Adam Goldstein, better known as DJ AM, rose to fame in the mid-2000s. The charismatic young DJ was known for his unique mashups that attracted all of young Hollywood to major nightclubs, and he set the course for many DJs currently hitting the airwaves. He was also famous for his high profile relationships, and for surviving a horrific plane crash in 2008. When he died, at 36, less than a year after the crash of a drug overdose in New York City, the music world mourned a young talent gone too soon.

Goldstein's story is now being told in “As I Am: The Life and Times of DJ AM”, a new documentary that offers an intimate look into the man few ever saw. The film, which debuted last weekend at the Tribeca Film festival, was described by director Kevin Kerslake as a story of “sex, drugs and rock and roll,” but also a “tragedy.”

The story has a poignant touch because it is narrated by Goldstein himself, using audio taken from a 40 minute speech he gave at an Alcoholics Anonymous meeting on his 11th sober birthday. It details everything, from his father’s early rejection of him to his troubled teen years and doesn’t pull any punches when it comes to his addiction.

“I didn’t shy away at all from the darker side of his story” Kerslake said. “It was important for me to explore the darker corners of his universe in order to shed light on what those episodes really meant to him and how they affected him.”

He added, “If you’re going to just tell the bright side of AM’s (Goldstein’s) story, you're not really getting the full him.”

Viewers do walk away with a good sense of who Goldstein was. His rise to fame, as well as what made him famous, are shown through a variety of old interviews, past performances and animated sequences that show his exciting journey. However, while his more famous exes, including Nicole Richie and Mandy Moore make appearances in the film, they weren’t interviewed on camera.
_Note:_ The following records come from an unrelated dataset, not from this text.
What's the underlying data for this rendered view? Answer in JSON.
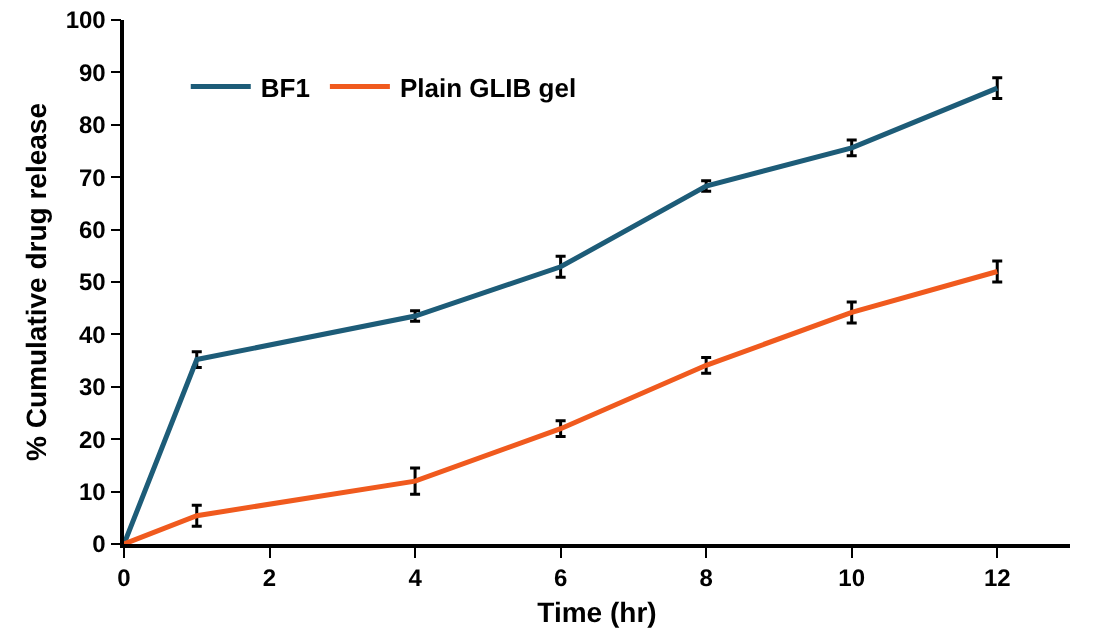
{
  "chart_data": {
    "type": "line",
    "xlabel": "Time (hr)",
    "ylabel": "% Cumulative drug release",
    "x": [
      0,
      1,
      4,
      6,
      8,
      10,
      12
    ],
    "series": [
      {
        "name": "BF1",
        "color": "#1d5c78",
        "values": [
          0,
          35.2,
          43.5,
          52.9,
          68.3,
          75.6,
          87
        ],
        "errors": [
          null,
          1.5,
          1,
          2,
          1,
          1.5,
          2
        ]
      },
      {
        "name": "Plain GLIB gel",
        "color": "#f05a1e",
        "values": [
          0,
          5.4,
          12,
          22,
          34.1,
          44.2,
          52
        ],
        "errors": [
          null,
          2,
          2.5,
          1.5,
          1.5,
          2,
          2
        ]
      }
    ],
    "xlim": [
      0,
      13
    ],
    "xticks": [
      0,
      2,
      4,
      6,
      8,
      10,
      12
    ],
    "ylim": [
      0,
      100
    ],
    "yticks": [
      0,
      10,
      20,
      30,
      40,
      50,
      60,
      70,
      80,
      90,
      100
    ],
    "grid": false,
    "legend": "top left",
    "line_style": "solid"
  }
}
“I think they prefer to keep their stories personal. I also felt, especially with Nicole, what I wanted to say about that relationship, was easily told through other elements that existed.” Kerslake said.

Still, there is an impending sense of doom as things begin to look just a little too good for Goldstein. It’s no secret that the 2008 plane crash, which killed four and left Goldstein and Blink-182 drummer Travis Barker badly burned, played into his undoing.

“Injuries of that sort, PTSD involved or not, former addicts are forced to do painkillers or Xanax, it has a calamitous effect on the ability to sustain their sobriety,” Kerslake said.

Kerslake also doesn’t shy away from pointing blame at the people surrounding Goldstein in the aftermath of the crash.

“If some people around him had maybe behaved differently or were more appreciative of the impact of the plane crash on AM and how that how its effect of awakening (or) reawakening the monsters that ultimately devoured him, (they weren’t) appreciating the power of those things on him,” he said.

Even as Goldstein reflects on his past drug use and the story begins to make it clear that he has fallen off the wagon, he still maintains a certain undeniable charm and likability.

“It’s funny, AM had this natural grace to really connect with other people. He was very disarming and he had a big ego, he wasn’t afraid of beating on his chest but did it in a way that actually was charming,” Kerslake said.

This was perhaps never truer than when he began to work on helping teens get sober, even while fighting his own demons.

“When I saw AM work with the kids, that is where I felt the greatest sense of loss. We had lost a true giant. It wasn’t just that he was a monster DJ and he had an incredible impact on the course of his music history and DJ history” Kerslake said.

Footage of the MTV reality show “Gone Too Far,” which aired after his death, was difficult even for the filmmakers to watch.

“His work with kids and his insight into their condition, his ability to connect with people completely different than him, complete unknowns and kids suffering in the darkness of obscurity it was quite common for Joel (editor, Joel Marcus) and myself to break down and feel the real impact of his loss. People like that are extremely rare and we need them. It’s a loss that shouldn’t have happened,” Kerslake said.

Preventing further casualties of addiction is just as important to the filmmaker as telling the story of DJ AM. Before his death he began working with MusiCares, a foundation created for musicians to turn to during a crisis, one subset deals specifically with artists in recovery from substance abuse.

The DJ AM memorial fund, established at the time of Goldstein’s death has continued a relationship with MusiCares and “this film is part of that effort to extend his legacy in the world of recovery,” Kerslake said.

Part of the films proceeds will go towards the benefit.